Health Equity: What Does it Mean?

Health Equity: What Does it Mean?
Dr. Claudewell S. Thomas Psychiatrist Rancho Palos Verdes, CA

Claudewell S. Thomas, MD, MPH, DLFAPA, is an established psychiatrist who is currently retired ,, He received his medical degree in 1956 at SUNY Downstate College of Medicine and specializes in social psychiatry, public health psychiatry, and forensic psychiatry. Dr. Thomas was board certified by the American Board of Psychiatry... more

The upcoming November APHA meeting has as its central theme Health Care equity. For a nation and a world in deep trouble because of global warming, human trafficking, worldwide drug and arms trafficking, increasing risk of resumption of an arms race that includes nuclear weapons along with the emergence of nativist autocracies, one might ask "Who Cares?" The answer isn't Blowing in the Wind (apologies to Peter, Paul and Mary) The answer is we all must care because at its core is the question of the role of government.

We have examined issues around gun violence, anxiety/depression, opioid addiction, alcoholism, the critical nature of appropriate use of emergency facilities etc. and the vulnerability of our key health care providers to all of the vulnerabilities that beset the rest of us.

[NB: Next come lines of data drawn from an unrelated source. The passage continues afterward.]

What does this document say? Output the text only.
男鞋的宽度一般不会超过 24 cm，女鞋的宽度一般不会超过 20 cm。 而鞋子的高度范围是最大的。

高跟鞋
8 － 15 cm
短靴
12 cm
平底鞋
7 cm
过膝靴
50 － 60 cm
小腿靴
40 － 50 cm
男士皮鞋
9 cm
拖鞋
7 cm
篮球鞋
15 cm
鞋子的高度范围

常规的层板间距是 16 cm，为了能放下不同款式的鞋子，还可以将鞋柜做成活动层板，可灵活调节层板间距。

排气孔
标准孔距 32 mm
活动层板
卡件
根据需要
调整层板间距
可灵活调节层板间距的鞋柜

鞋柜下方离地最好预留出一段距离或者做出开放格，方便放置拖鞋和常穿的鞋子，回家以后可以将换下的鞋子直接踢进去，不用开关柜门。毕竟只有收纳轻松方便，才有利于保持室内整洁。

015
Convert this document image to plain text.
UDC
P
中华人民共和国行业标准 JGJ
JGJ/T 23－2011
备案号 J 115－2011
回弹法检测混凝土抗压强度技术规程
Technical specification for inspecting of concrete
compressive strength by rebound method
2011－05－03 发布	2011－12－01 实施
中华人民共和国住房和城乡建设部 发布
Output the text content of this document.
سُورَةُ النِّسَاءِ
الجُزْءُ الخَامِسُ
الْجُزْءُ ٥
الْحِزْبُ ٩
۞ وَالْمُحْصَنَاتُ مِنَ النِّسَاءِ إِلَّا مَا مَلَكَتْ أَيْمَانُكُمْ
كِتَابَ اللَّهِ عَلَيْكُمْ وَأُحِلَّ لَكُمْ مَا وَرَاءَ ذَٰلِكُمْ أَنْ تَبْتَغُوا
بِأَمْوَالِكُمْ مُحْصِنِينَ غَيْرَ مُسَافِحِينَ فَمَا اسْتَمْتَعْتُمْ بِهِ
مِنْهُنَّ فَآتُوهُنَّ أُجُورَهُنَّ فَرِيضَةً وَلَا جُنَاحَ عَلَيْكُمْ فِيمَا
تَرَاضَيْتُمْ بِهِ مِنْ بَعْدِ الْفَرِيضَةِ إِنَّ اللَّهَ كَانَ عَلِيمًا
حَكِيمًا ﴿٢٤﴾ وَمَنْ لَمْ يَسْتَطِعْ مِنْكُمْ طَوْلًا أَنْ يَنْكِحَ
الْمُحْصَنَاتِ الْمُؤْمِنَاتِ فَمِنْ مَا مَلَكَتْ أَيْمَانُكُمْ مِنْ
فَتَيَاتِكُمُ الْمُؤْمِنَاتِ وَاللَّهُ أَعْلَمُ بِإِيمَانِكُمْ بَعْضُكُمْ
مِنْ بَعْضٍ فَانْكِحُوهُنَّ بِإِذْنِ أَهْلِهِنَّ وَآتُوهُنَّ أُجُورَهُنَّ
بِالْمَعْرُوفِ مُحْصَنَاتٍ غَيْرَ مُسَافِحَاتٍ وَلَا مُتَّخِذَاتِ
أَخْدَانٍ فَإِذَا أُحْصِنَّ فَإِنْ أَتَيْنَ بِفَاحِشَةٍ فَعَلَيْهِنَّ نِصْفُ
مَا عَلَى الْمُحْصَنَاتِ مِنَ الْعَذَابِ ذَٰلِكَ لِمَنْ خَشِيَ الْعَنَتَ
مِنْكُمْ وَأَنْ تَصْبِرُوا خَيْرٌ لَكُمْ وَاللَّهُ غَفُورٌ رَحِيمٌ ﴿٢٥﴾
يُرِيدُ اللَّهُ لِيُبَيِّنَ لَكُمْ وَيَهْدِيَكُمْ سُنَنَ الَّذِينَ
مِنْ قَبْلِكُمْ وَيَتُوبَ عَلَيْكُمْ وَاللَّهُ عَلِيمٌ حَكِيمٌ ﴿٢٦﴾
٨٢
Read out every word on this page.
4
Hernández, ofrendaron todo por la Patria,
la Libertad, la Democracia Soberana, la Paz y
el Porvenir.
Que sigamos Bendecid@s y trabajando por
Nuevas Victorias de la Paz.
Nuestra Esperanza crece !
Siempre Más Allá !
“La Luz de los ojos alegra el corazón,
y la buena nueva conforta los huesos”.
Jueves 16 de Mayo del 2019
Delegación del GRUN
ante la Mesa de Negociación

That vulnerability manifested by higher addiction rates, higher suicide rates, increased burnout, increased evidences of criminal moral turpitude places healthcare, already under attack for its governmental (our taxes) dollars into a category of breathable port of entry for both adventitious and subversive attack.

In continuation of the theme of conversion of protective assets into relative effectiveness into lesser potency and even a venue for attack,we find that women, the bulwark of family health scrutiny and defense have a 10 to 20% increase in addiction, crime and nearly 50% in suicide. Their failure in nurturance and child care has brought aging grandparents back into the picture of childcare and education causing them to require more attention while having less to provide healthcare for themselves. Superimposed on all of this is the surging women's rights movement characterized by me-tooism. Worldwide in influence and support the women's rights movement is in support of civil liberties, abortion rights, etc. The "blue wave" that is expected to surge across much of America is expected to come largely because of women (mostly suburban and educated) with much less support from males. In a world of symbolic interaction violence against women has increased and that includes arrest and police shooting. I have seen and experienced numerous protests and attempts by women to gain redress or to claim power. In my limited experience, none has ever succeeded. Most have foundered by significant women settling for much less and or opting for the protection of male dominance of the "Father knows best" variety. It is hard to know whether or not this has evolutionary survival value but the avoidance of the autocratic state wherein healthcare responsibility is not seen as a function of government and may depend on the defeat of primal instinct.Joseph Telfair president of the American Public Health Association has declared: "We can and will make our country and the broader world a better place. We can advance. We will make our little drops of water into a mighty ocean." Let's hope he is right and a public health perspective can win out over privatism, greed and stupidity.